Growth Management Decreases Housing Affordability
2004-10
In 1990 the State Legislature approved a new plan to manage urban growth in Washington state. The Growth Management Act (GMA) placed new restrictions on urban, suburban and rural growth with the intent of limiting the expansion of urban development in rural and agricultural areas. Under the leadership of then Governor Booth Gardner, the Legislature adopted a scaled-down version of Initiative 547 in 1991, which was defeated the previous year by a vote of nearly 3 to 1.
In the late 1980s and early 1990s strict growth management regulations were seen as the only way to slow the urbanization of rural areas and prevent environmental damage to the air, water and other natural resources. According to proponents, the most valuable characteristics of our state were being threatened by increasing development. Forests and farmlands were being paved to make way for roads and housing, and air and water quality were suffering from increased runoff and pollution. Today, while state mandated growth management remains hotly contested, the practical implementation of GMA presents unique challenges.
While effectively slowing urban growth, the Growth Management Act has caused considerable increases in housing costs and added to the regulatory burden for developers and other businesses. Central to the conflict over GMA are the 14 often contradictory goals established by the GMA. For example, state and local government are required to protect private property rights, but also directly regulate property uses. The Act also requires increasing housing affordability, but strictly limits the amount of land available for development.
Evaluating the effects of GMA on housing affordability is important. When housing prices increase, young families find it harder to buy a home, and workers are forced farther away from the urban core to find a house they can afford. As a result, some growth management policies may actually have the perverse effect of accelerating urban sprawl by shifting growth to areas with fewer growth restrictions.
This Policy Note provides a brief overview of a recent study, “Smart Growth and Housing Affordability: Evidence from Washington State,” by Samuel Staley and Leonard Gilroy of the Reason Public Policy Institute. The report, published by Washington Policy Center, shows that growth management planning reduced housing affordability for Washington families by an average of 26 percent. To explain why, it is important to understand how the GMA works.

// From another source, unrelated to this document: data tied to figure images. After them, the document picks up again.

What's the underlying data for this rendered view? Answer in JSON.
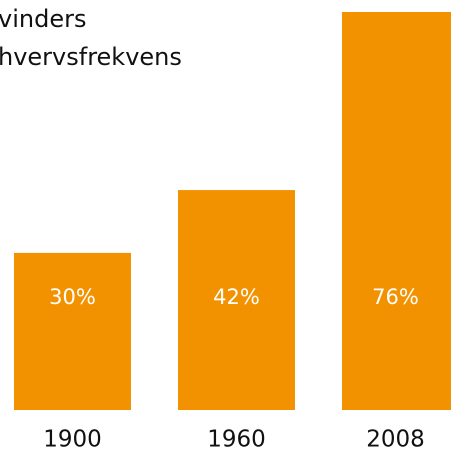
{
  "chart_data": {
    "type": "bar",
    "title": [
      "vinders",
      "hvervsfrekvens"
    ],
    "categories": [
      "1900",
      "1960",
      "2008"
    ],
    "values": [
      30,
      42,
      76
    ],
    "value_labels": [
      "30%",
      "42%",
      "76%"
    ],
    "color": "#f39200",
    "ylim": [
      0,
      76
    ]
  }
}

The GMA is a unique state regulation because it places much of the responsibility for implementation in the hands of local government. Under the Act the state establishes growth management standards, and then local governments develop growth plans based on those standards. Local governments are not given complete control, however. State appointed regional Growth Management Hearings Boards have oversight responsibility for local growth plans and are responsible for ensuring the state’s objectives are met.
There are two primary components of growth management under GMA. The first is the Comprehensive Plan. This is an all-inclusive 20-year overview of the planned growth for a county or local community. It stipulates the location of all planned growth and infrastructure improvements necessary to meet those growth needs. The second major component is the Critical Areas Ordinance (CAO). Local governments must adopt a CAO to protect ecological resources that are considered critical to the proper function of the environment - areas like wetlands, salmon-bearing streams and old growth forests.
Every county must adopt a CAO, but not all are required to adopt a Comprehensive Plan. Under the Act, large urban counties and smaller counties with less than 20 percent growth over the 10 years prior to implementation are not required to plan. Smaller counties are not prohibited from planning and can opt-in if they choose to. Under those guidelines, 18 of Washington’s 39 counties are required to plan, 11 counties chose to plan and 10 counties do not plan under GMA.
Of the counties that today plan under GMA, each is required to establish an Urban Growth Area (UGA), or a demarcation line prohibiting most development outside the boundaries established by local planners. Except under certain circumstances, the housing needs of a community must be met primarily by building inside the UGA.
It is this strict urban growth boundary that seems to drive up the cost of housing for some counties in Washington. Specifically, in counties with fast growth patterns, limiting the supply of buildable land (and thus available housing) increases the cost of housing. It is not the only cause of housing price increases, but it does contribute heavily to reductions in affordability.
Nowhere is this more apparent than in King County, where housing prices have increased substantially in the last 10 years, rising much faster than the average income for local workers. In 1990 a median priced house sold for $140,000. By 2000, the price was up to $245,000, an increase of 75 percent. During the same period median household income increased from $36,200 to $55,200, an increase of only 52 percent. By this measure, housing prices increased almost 50 percent faster than income, reducing the ability of average income families to buy a home.
Other counties, like Clark and Lewis, saw similar reductions in housing price affordability. According to the analysis by Staley and Gilroy, on average 26 percent of housing price increases can be attributed to planning under GMA. Combining income and housing price statistics shows that, with all other variables held constant, GMA planning reduced housing affordability by up to 6 percent statewide. The areas that were hit the hardest are high-growth areas where demand for housing is the highest and available buildable land is the scarcest.
The contradiction between the goals of growth management and the reality of its implementation will be difficult to reconcile. Increasing housing affordability is key to maintaining a high quality of life for all Washington residents. In future publications we will explore other problems with the Growth Management Act and propose market-based alternatives to the traditional regulatory approach to managing growth.